Rhyzobius gonzalezi

Scientific classification
- Kingdom: Animalia
- Phylum: Arthropoda
- Clade: Pancrustacea
- Class: Insecta
- Order: Coleoptera
- Suborder: Polyphaga
- Infraorder: Cucujiformia
- Family: Coccinellidae
- Genus: Rhyzobius
- Species: R. gonzalezi
- Binomial name: Rhyzobius gonzalezi Tomaszewska, 2010

= Rhyzobius gonzalezi =

- Genus: Rhyzobius
- Species: gonzalezi
- Authority: Tomaszewska, 2010

Species of beetle

Rhyzobius gonzalezi is a species of beetle of the family Coccinellidae. It is found in Indonesia (Irian Jaya) and Papua New Guinea.

== Description ==
Adults reach a length of about 2.75-3.2 mm.

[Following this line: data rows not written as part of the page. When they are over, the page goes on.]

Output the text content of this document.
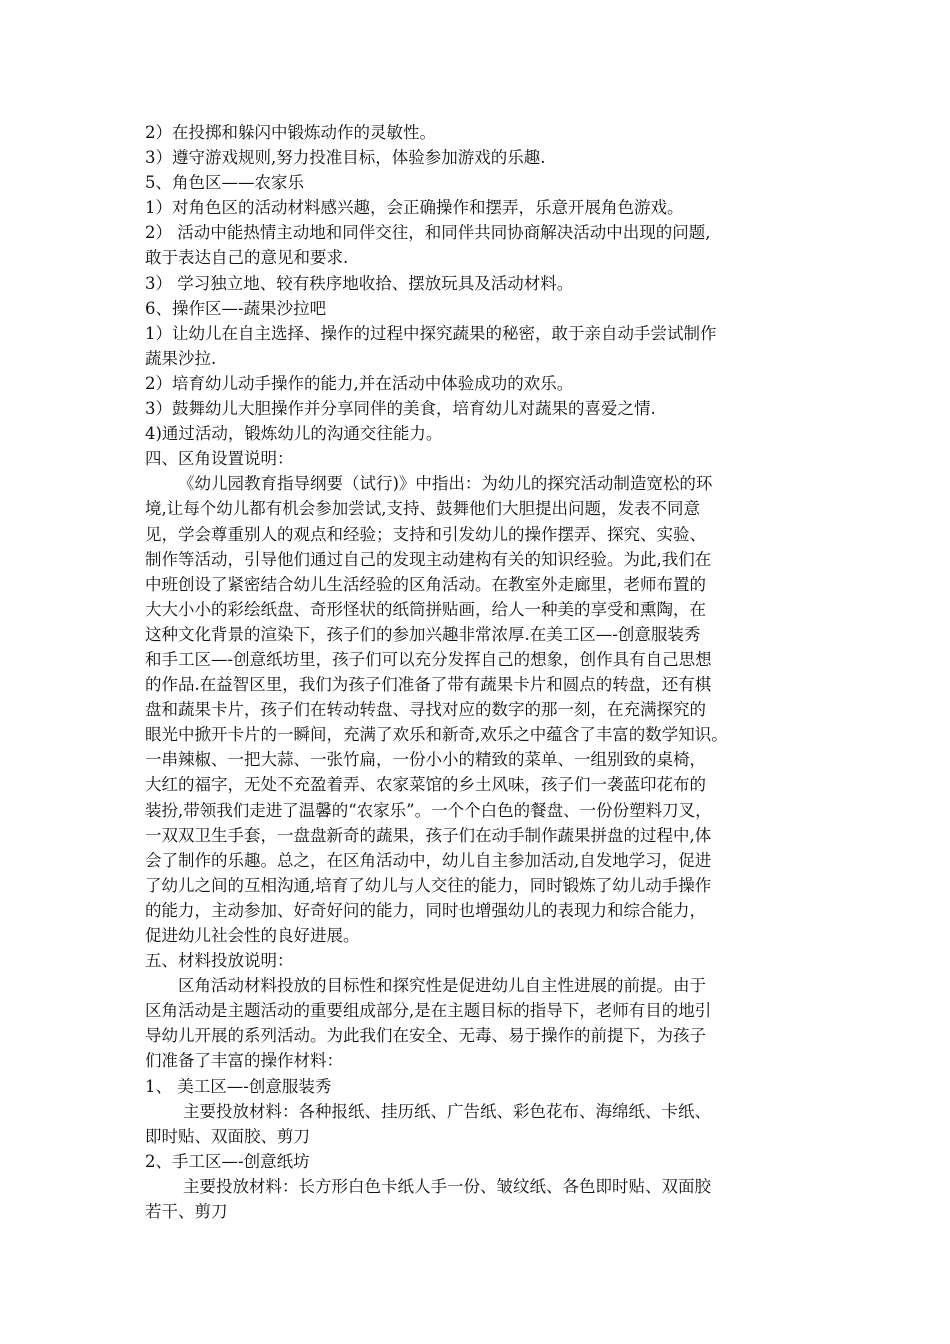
2）在投掷和躲闪中锻炼动作的灵敏性。
3）遵守游戏规则,努力投准目标，体验参加游戏的乐趣.
5、角色区——农家乐
1）对角色区的活动材料感兴趣，会正确操作和摆弄，乐意开展角色游戏。
2） 活动中能热情主动地和同伴交往，和同伴共同协商解决活动中出现的问题,
敢于表达自己的意见和要求.
3） 学习独立地、较有秩序地收拾、摆放玩具及活动材料。
6、操作区—-蔬果沙拉吧
1）让幼儿在自主选择、操作的过程中探究蔬果的秘密，敢于亲自动手尝试制作
蔬果沙拉.
2）培育幼儿动手操作的能力,并在活动中体验成功的欢乐。
3）鼓舞幼儿大胆操作并分享同伴的美食，培育幼儿对蔬果的喜爱之情.
4)通过活动，锻炼幼儿的沟通交往能力。
四、区角设置说明：
《幼儿园教育指导纲要（试行)》中指出：为幼儿的探究活动制造宽松的环
境,让每个幼儿都有机会参加尝试,支持、鼓舞他们大胆提出问题，发表不同意
见，学会尊重别人的观点和经验；支持和引发幼儿的操作摆弄、探究、实验、
制作等活动，引导他们通过自己的发现主动建构有关的知识经验。为此,我们在
中班创设了紧密结合幼儿生活经验的区角活动。在教室外走廊里，老师布置的
大大小小的彩绘纸盘、奇形怪状的纸筒拼贴画，给人一种美的享受和熏陶，在
这种文化背景的渲染下，孩子们的参加兴趣非常浓厚.在美工区—-创意服装秀
和手工区—-创意纸坊里，孩子们可以充分发挥自己的想象，创作具有自己思想
的作品.在益智区里，我们为孩子们准备了带有蔬果卡片和圆点的转盘，还有棋
盘和蔬果卡片，孩子们在转动转盘、寻找对应的数字的那一刻，在充满探究的
眼光中掀开卡片的一瞬间，充满了欢乐和新奇,欢乐之中蕴含了丰富的数学知识。
一串辣椒、一把大蒜、一张竹扁，一份小小的精致的菜单、一组别致的桌椅，
大红的福字，无处不充盈着弄、农家菜馆的乡土风味，孩子们一袭蓝印花布的
装扮,带领我们走进了温馨的“农家乐”。一个个白色的餐盘、一份份塑料刀叉，
一双双卫生手套，一盘盘新奇的蔬果，孩子们在动手制作蔬果拼盘的过程中,体
会了制作的乐趣。总之，在区角活动中，幼儿自主参加活动,自发地学习，促进
了幼儿之间的互相沟通,培育了幼儿与人交往的能力，同时锻炼了幼儿动手操作
的能力，主动参加、好奇好问的能力，同时也增强幼儿的表现力和综合能力，
促进幼儿社会性的良好进展。
五、材料投放说明：
区角活动材料投放的目标性和探究性是促进幼儿自主性进展的前提。由于
区角活动是主题活动的重要组成部分,是在主题目标的指导下，老师有目的地引
导幼儿开展的系列活动。为此我们在安全、无毒、易于操作的前提下，为孩子
们准备了丰富的操作材料：
1、 美工区—-创意服装秀
主要投放材料：各种报纸、挂历纸、广告纸、彩色花布、海绵纸、卡纸、
即时贴、双面胶、剪刀
2、手工区—-创意纸坊
主要投放材料：长方形白色卡纸人手一份、皱纹纸、各色即时贴、双面胶
若干、剪刀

They have a broadly oval, strongly convex body. The head, pronotum, apex of the elytra and antennae are dark brown, while most of the elytra is black with a violet or purple metallic sheen. The legs are black. The dorsum has moderately long pubescence.

== Etymology ==
The species is dedicated to the Chilean coccinellid specialist Guillermo Gonzalez.